%0 Generic %J Faits de langue %D 2012 %T Valeurs temporelle et modale du conditionnel dans une langue sans flexion verbale : l’exemple du chinois %A Saillard, Claire %A Xiuwen Chen %X

Dans son introduction à la collection d’articles intitulée « Les problèmes linguistiques du conditionnel français », Dendale (2001 : 16) conclut par l’intérêt d’adopter une approche contrastive du conditionnel, en prenant en compte non seulement les langues romanes, proches du français, mais aussi des langues très différentes en termes de système temporel.

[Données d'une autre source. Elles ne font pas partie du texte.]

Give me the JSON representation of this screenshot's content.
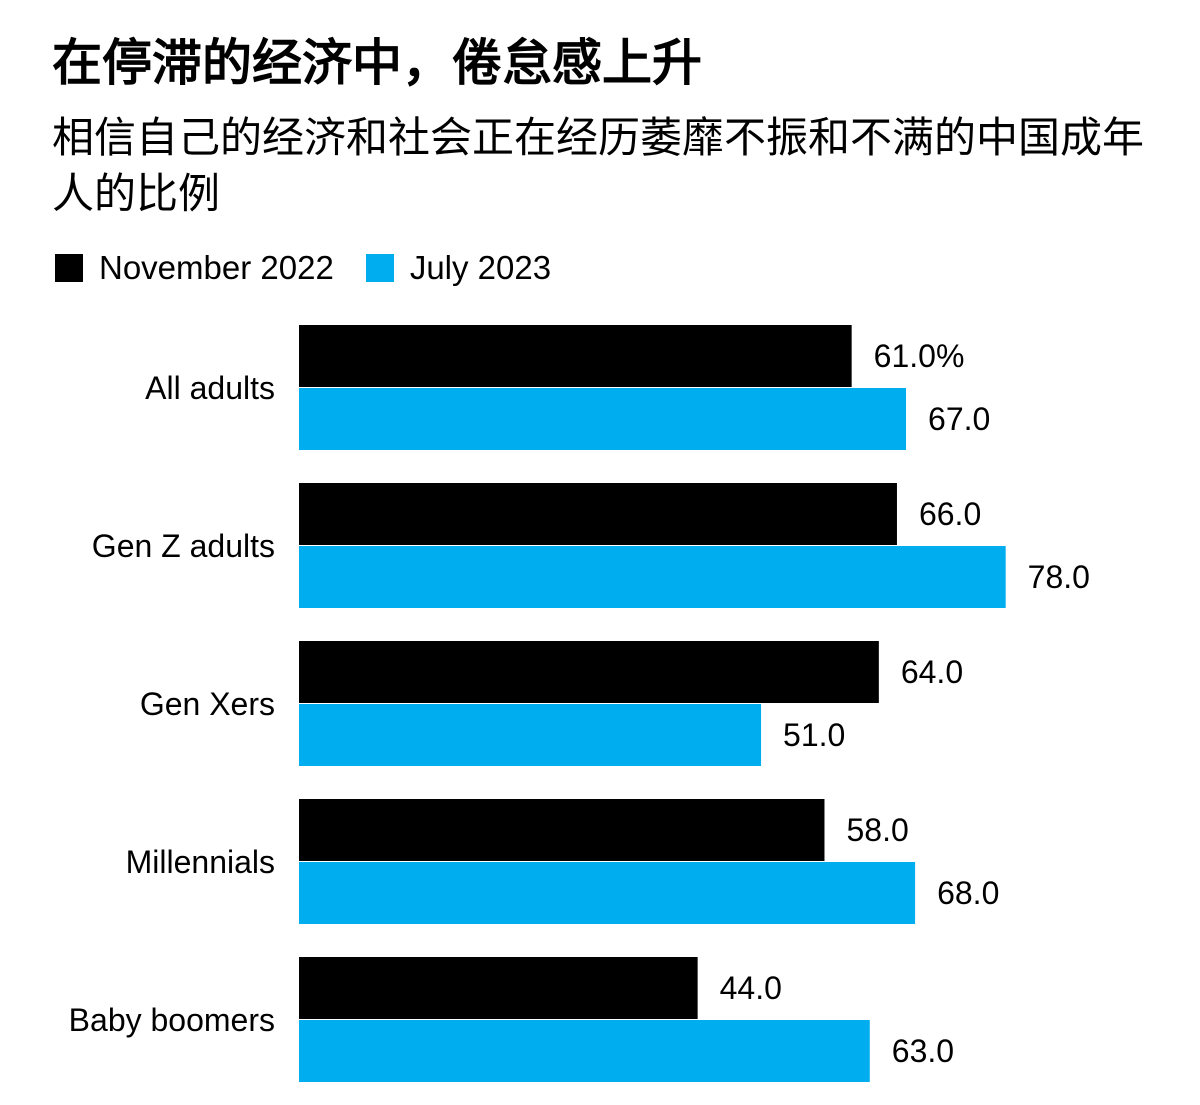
{
  "title": "在停滞的经济中，倦怠感上升",
  "subtitle": "相信自己的经济和社会正在经历萎靡不振和不满的中国成年人的比例",
  "chart_data": {
    "type": "bar",
    "orientation": "horizontal",
    "categories": [
      "All adults",
      "Gen Z adults",
      "Gen Xers",
      "Millennials",
      "Baby boomers"
    ],
    "series": [
      {
        "name": "November 2022",
        "color": "#000000",
        "values": [
          61.0,
          66.0,
          64.0,
          58.0,
          44.0
        ]
      },
      {
        "name": "July 2023",
        "color": "#00AEEF",
        "values": [
          67.0,
          78.0,
          51.0,
          68.0,
          63.0
        ]
      }
    ],
    "value_labels": [
      [
        "61.0%",
        "66.0",
        "64.0",
        "58.0",
        "44.0"
      ],
      [
        "67.0",
        "78.0",
        "51.0",
        "68.0",
        "63.0"
      ]
    ],
    "xlim": [
      0,
      100
    ],
    "grid": false,
    "legend_position": "top-left"
  }
}
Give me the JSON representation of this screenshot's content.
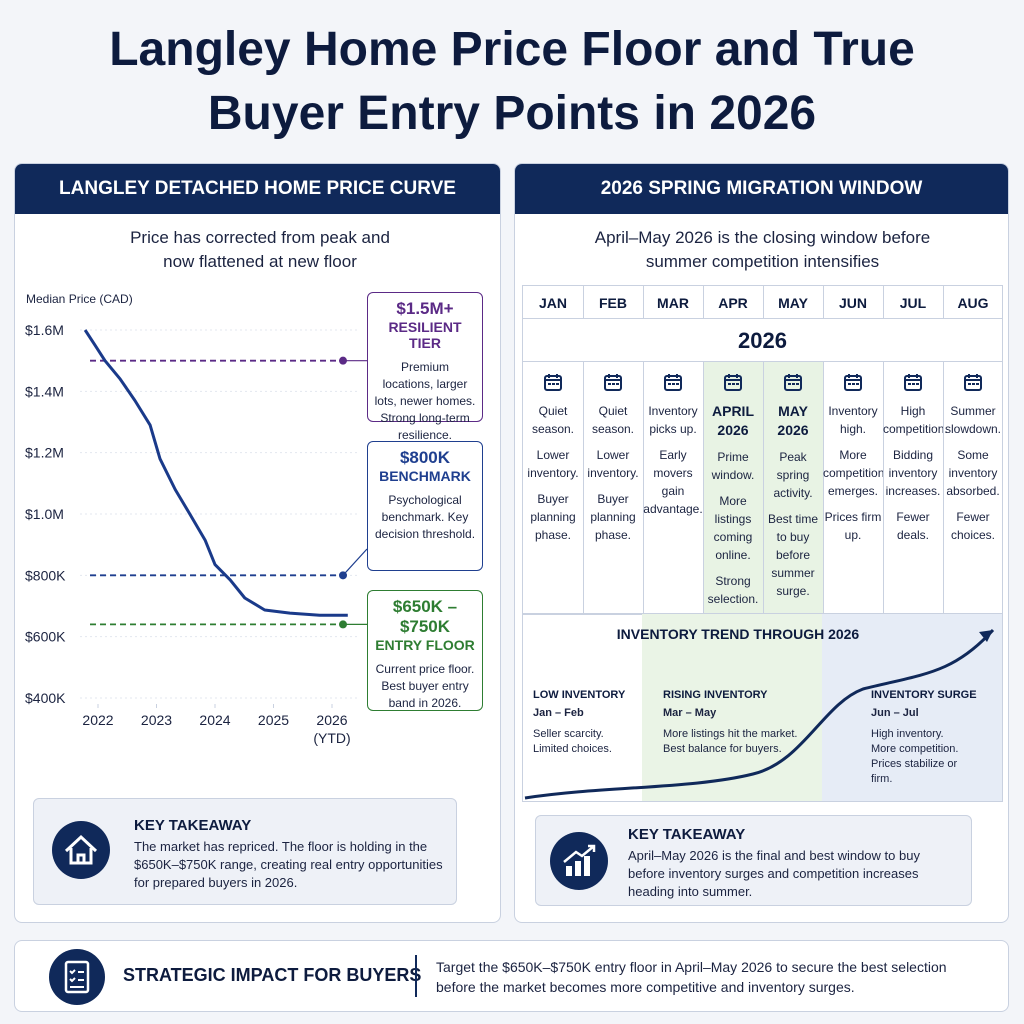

Il s’interroge ainsi : « Que doit-on dire des langues qui ne connaissent pas la concordance des temps et qui ne connaissent donc pas de conditionnel temporel comme en français ? Peut-on dire qu’elles aussi ont un conditionnel ou doit-on dire justement que seules elles ont un conditionnel ? »

 

Dans une langue comme le chinois standard (pǔtonghuà), qui n’a pas de temps ni de modes verbaux, on se pose la question de savoir s’il existe des éléments aptes à véhiculer les deux principaux sens – temporel et modal – du conditionnel tel qu’il existe dans les langues romanes.

 

En chinois, la temporalité est généralement assumée par les adverbiaux temporels, et de manière secondaire, par l’interprétation temporelle dérivée des valeurs aspectuelles de l’énoncé (Saillard 2009). La modalité est quant à elle prise en charge par des verbes dits modaux (Alleton 1983, Hsieh 2005). Par conséquent, on ne s’attend pas à ce qu’un élément unique puisse prendre en charge ce que Dendale (2001 : 9) considère comme les “emplois canoniques de base” du conditionnel en français : sa valeur temporelle d’ultériorité et sa valeur modale d’éventualité. On peut aussi se demander si les trois principales valeurs modales identifiées par Dendale (Loc. Cit.) pour le conditionnel français – éventualité, emprunt et atténuation – sont ou non prises en charge par le même élément en chinois.

 

Dans cet article, nous montrons que le modal 会 huì couvre non seulement un certain nombre des usages modaux du conditionnel, mais aussi sa valeur temporelle d’ultériorité.

 

Après avoir détaillé les valeurs temporelle et modale de 会 huì, et les conditions sous lesquelles elles se réalisent dans les énoncés, nous nous interrogeons sur les propriétés sémantiques qui permettent à 会 huì de couvrir spécifiquement cette gamme d’emplois.